Phillip Streible, chief market strategist at Blue Line Futures, was clumsy and noted that gold could not do well in the current environment defined by rapid growth.

“Gold only performs well if you have rising inflation and slower growth. We are not in that area,” Streible said. “If gold falls below $ 1,700 per ounce, our buyers are at $ 1,680,” he said.

The only wildcard that can push gold higher now is a flare-up in geopolitical tensions, according to Streible.

Data to look at

The CPI number from Tuesday in March is forecast to rise to 2.5% year-on-year. In the summer, ING plans to get inflation at almost 4% in light of a stimulating economy.

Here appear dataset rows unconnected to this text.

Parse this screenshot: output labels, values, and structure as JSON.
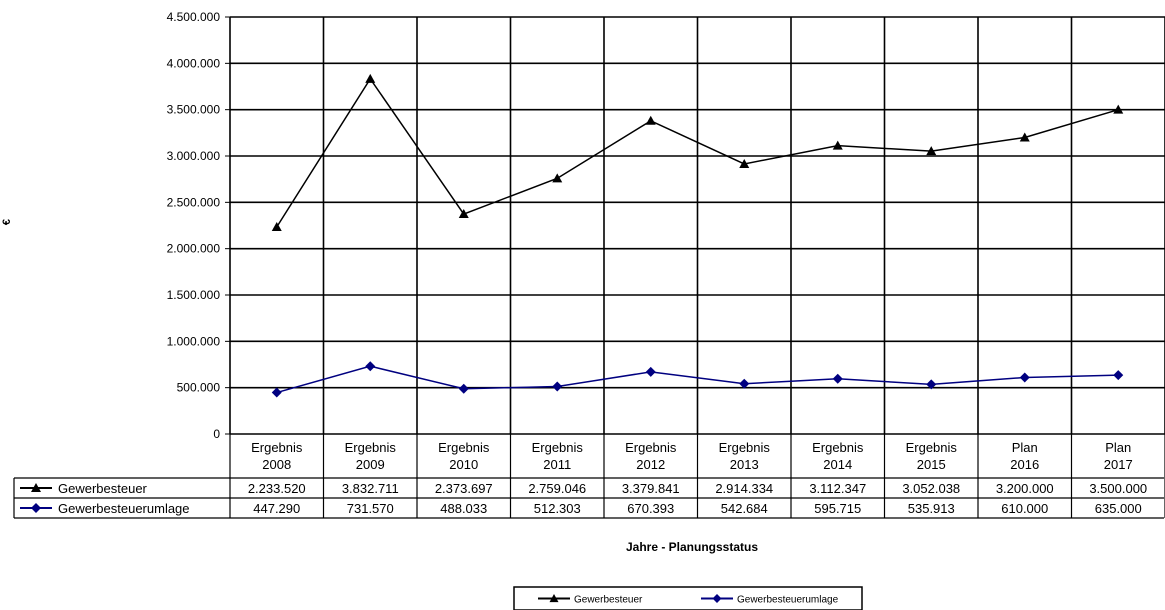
{
  "chart_data": {
    "type": "line",
    "title": "",
    "xlabel": "Jahre - Planungsstatus",
    "ylabel": "€",
    "ylim": [
      0,
      4500000
    ],
    "yticks": [
      {
        "value": 0,
        "label": "0"
      },
      {
        "value": 500000,
        "label": "500.000"
      },
      {
        "value": 1000000,
        "label": "1.000.000"
      },
      {
        "value": 1500000,
        "label": "1.500.000"
      },
      {
        "value": 2000000,
        "label": "2.000.000"
      },
      {
        "value": 2500000,
        "label": "2.500.000"
      },
      {
        "value": 3000000,
        "label": "3.000.000"
      },
      {
        "value": 3500000,
        "label": "3.500.000"
      },
      {
        "value": 4000000,
        "label": "4.000.000"
      },
      {
        "value": 4500000,
        "label": "4.500.000"
      }
    ],
    "grid": true,
    "legend_position": "bottom",
    "categories": [
      {
        "line1": "Ergebnis",
        "line2": "2008"
      },
      {
        "line1": "Ergebnis",
        "line2": "2009"
      },
      {
        "line1": "Ergebnis",
        "line2": "2010"
      },
      {
        "line1": "Ergebnis",
        "line2": "2011"
      },
      {
        "line1": "Ergebnis",
        "line2": "2012"
      },
      {
        "line1": "Ergebnis",
        "line2": "2013"
      },
      {
        "line1": "Ergebnis",
        "line2": "2014"
      },
      {
        "line1": "Ergebnis",
        "line2": "2015"
      },
      {
        "line1": "Plan",
        "line2": "2016"
      },
      {
        "line1": "Plan",
        "line2": "2017"
      }
    ],
    "series": [
      {
        "name": "Gewerbesteuer",
        "color": "#000000",
        "marker": "triangle",
        "values": [
          2233520,
          3832711,
          2373697,
          2759046,
          3379841,
          2914334,
          3112347,
          3052038,
          3200000,
          3500000
        ],
        "labels": [
          "2.233.520",
          "3.832.711",
          "2.373.697",
          "2.759.046",
          "3.379.841",
          "2.914.334",
          "3.112.347",
          "3.052.038",
          "3.200.000",
          "3.500.000"
        ]
      },
      {
        "name": "Gewerbesteuerumlage",
        "color": "#000080",
        "marker": "diamond",
        "values": [
          447290,
          731570,
          488033,
          512303,
          670393,
          542684,
          595715,
          535913,
          610000,
          635000
        ],
        "labels": [
          "447.290",
          "731.570",
          "488.033",
          "512.303",
          "670.393",
          "542.684",
          "595.715",
          "535.913",
          "610.000",
          "635.000"
        ]
      }
    ]
  }
}
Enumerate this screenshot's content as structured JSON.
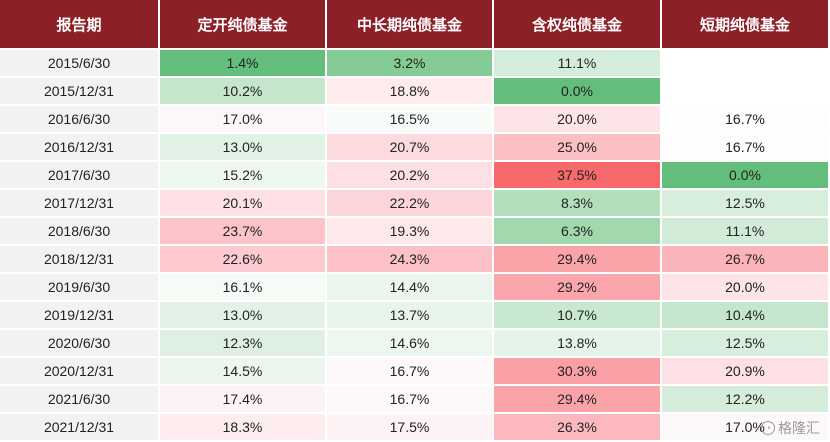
{
  "headers": [
    "报告期",
    "定开纯债基金",
    "中长期纯债基金",
    "含权纯债基金",
    "短期纯债基金"
  ],
  "rows": [
    {
      "period": "2015/6/30",
      "values": [
        "1.4%",
        "3.2%",
        "11.1%",
        ""
      ],
      "colors": [
        "#63be7b",
        "#85cb95",
        "#d4edda",
        "#ffffff"
      ]
    },
    {
      "period": "2015/12/31",
      "values": [
        "10.2%",
        "18.8%",
        "0.0%",
        ""
      ],
      "colors": [
        "#c6e6cc",
        "#fdebed",
        "#63be7b",
        "#ffffff"
      ]
    },
    {
      "period": "2016/6/30",
      "values": [
        "17.0%",
        "16.5%",
        "20.0%",
        "16.7%"
      ],
      "colors": [
        "#fdf7f9",
        "#f8fcf9",
        "#fde4e7",
        "#fcfdfc"
      ]
    },
    {
      "period": "2016/12/31",
      "values": [
        "13.0%",
        "20.7%",
        "25.0%",
        "16.7%"
      ],
      "colors": [
        "#e2f2e6",
        "#fcdadd",
        "#fcbfc4",
        "#fcfdfc"
      ]
    },
    {
      "period": "2017/6/30",
      "values": [
        "15.2%",
        "20.2%",
        "37.5%",
        "0.0%"
      ],
      "colors": [
        "#eef8f0",
        "#fde0e3",
        "#f8696b",
        "#63be7b"
      ]
    },
    {
      "period": "2017/12/31",
      "values": [
        "20.1%",
        "22.2%",
        "8.3%",
        "12.5%"
      ],
      "colors": [
        "#fde1e4",
        "#fcd5d9",
        "#b3dfbd",
        "#d8eedd"
      ]
    },
    {
      "period": "2018/6/30",
      "values": [
        "23.7%",
        "19.3%",
        "6.3%",
        "11.1%"
      ],
      "colors": [
        "#fcc4c9",
        "#fde8ea",
        "#a2d8ae",
        "#d2ebd7"
      ]
    },
    {
      "period": "2018/12/31",
      "values": [
        "22.6%",
        "24.3%",
        "29.4%",
        "26.7%"
      ],
      "colors": [
        "#fccacf",
        "#fbc1c6",
        "#faa4aa",
        "#fbb5ba"
      ]
    },
    {
      "period": "2019/6/30",
      "values": [
        "16.1%",
        "14.4%",
        "29.2%",
        "20.0%"
      ],
      "colors": [
        "#f5fbf7",
        "#ebf6ee",
        "#faa6ac",
        "#fde4e7"
      ]
    },
    {
      "period": "2019/12/31",
      "values": [
        "13.0%",
        "13.7%",
        "10.7%",
        "10.4%"
      ],
      "colors": [
        "#e2f2e6",
        "#e6f4e9",
        "#c9e8d0",
        "#c5e6cc"
      ]
    },
    {
      "period": "2020/6/30",
      "values": [
        "12.3%",
        "14.6%",
        "13.8%",
        "12.5%"
      ],
      "colors": [
        "#ddf0e2",
        "#ecf7ef",
        "#e5f4e9",
        "#d8eedd"
      ]
    },
    {
      "period": "2020/12/31",
      "values": [
        "14.5%",
        "16.7%",
        "30.3%",
        "20.9%"
      ],
      "colors": [
        "#ebf6ee",
        "#fdf9fa",
        "#faa0a6",
        "#fde0e3"
      ]
    },
    {
      "period": "2021/6/30",
      "values": [
        "17.4%",
        "16.7%",
        "29.4%",
        "12.2%"
      ],
      "colors": [
        "#fdf3f5",
        "#fdf9fa",
        "#faa4aa",
        "#d6eddb"
      ]
    },
    {
      "period": "2021/12/31",
      "values": [
        "18.3%",
        "17.5%",
        "26.3%",
        "17.0%"
      ],
      "colors": [
        "#fdeced",
        "#fdf2f4",
        "#fbb8bd",
        "#fdf8f9"
      ]
    }
  ],
  "watermark": "格隆汇"
}
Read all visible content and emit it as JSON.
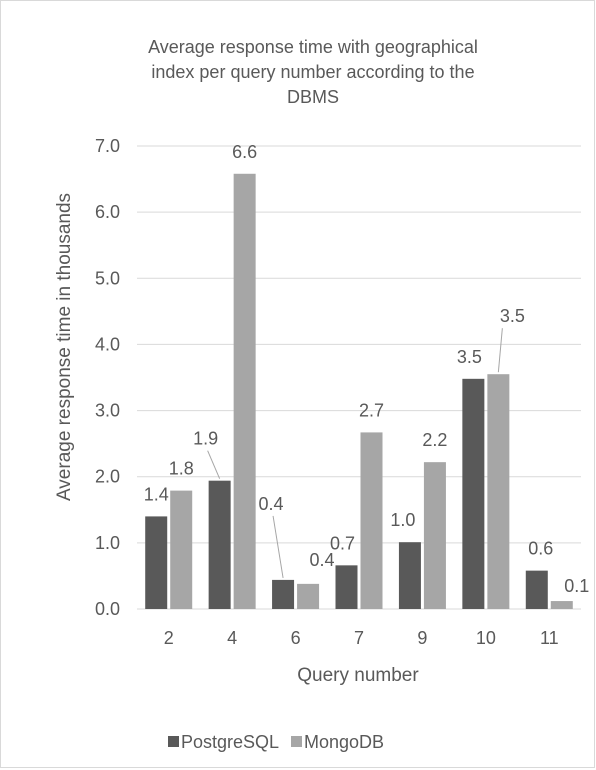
{
  "chart_data": {
    "type": "bar",
    "title": "Average response time with geographical index per query number according to the DBMS",
    "title_lines": [
      "Average response time with geographical",
      "index per query number according to the",
      "DBMS"
    ],
    "xlabel": "Query number",
    "ylabel": "Average response time in thousands",
    "categories": [
      "2",
      "4",
      "6",
      "7",
      "9",
      "10",
      "11"
    ],
    "series": [
      {
        "name": "PostgreSQL",
        "color": "#595959",
        "values": [
          1.4,
          1.94,
          0.44,
          0.66,
          1.01,
          3.48,
          0.58
        ],
        "labels": [
          "1.4",
          "1.9",
          "0.4",
          "0.7",
          "1.0",
          "3.5",
          "0.6"
        ]
      },
      {
        "name": "MongoDB",
        "color": "#a6a6a6",
        "values": [
          1.79,
          6.58,
          0.38,
          2.67,
          2.22,
          3.55,
          0.12
        ],
        "labels": [
          "1.8",
          "6.6",
          "0.4",
          "2.7",
          "2.2",
          "3.5",
          "0.1"
        ]
      }
    ],
    "ylim": [
      0,
      7
    ],
    "yticks": [
      "0.0",
      "1.0",
      "2.0",
      "3.0",
      "4.0",
      "5.0",
      "6.0",
      "7.0"
    ],
    "grid": true,
    "legend_position": "bottom"
  }
}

“Inflation could stay closer to 3% for the next few years and in an environment of strong growth and rapid job creation, this contributes to our feeling that the risks are increasingly skewed after a late 2022 interest rate hike rather than 2024 as the Fed currently favors,” said Knightley.

Other information to be watched next week include U.S. Unemployment Claims, Retail Sales, NY Empire State Manufacturing Index, Philadelphia Fed Manufacturing Index and Industrial Production, all of which will be released Thursday.

The markets will also pay close attention to Friday’s building permits and housing.

Disclaimer: The views expressed in this article are those of the author and may not reflect the views expressed Kitco Metals Inc. The author has made every effort to ensure the accuracy of the information provided; however, not Kitco Metals Inc. or the author cannot guarantee such accuracy. This article is for informational purposes only. It is not a request to trade in commodities, securities or other financial instruments. Kitco Metals Inc. and the author of this article does not accept the blame for losses and / or damages resulting from the use of this publication.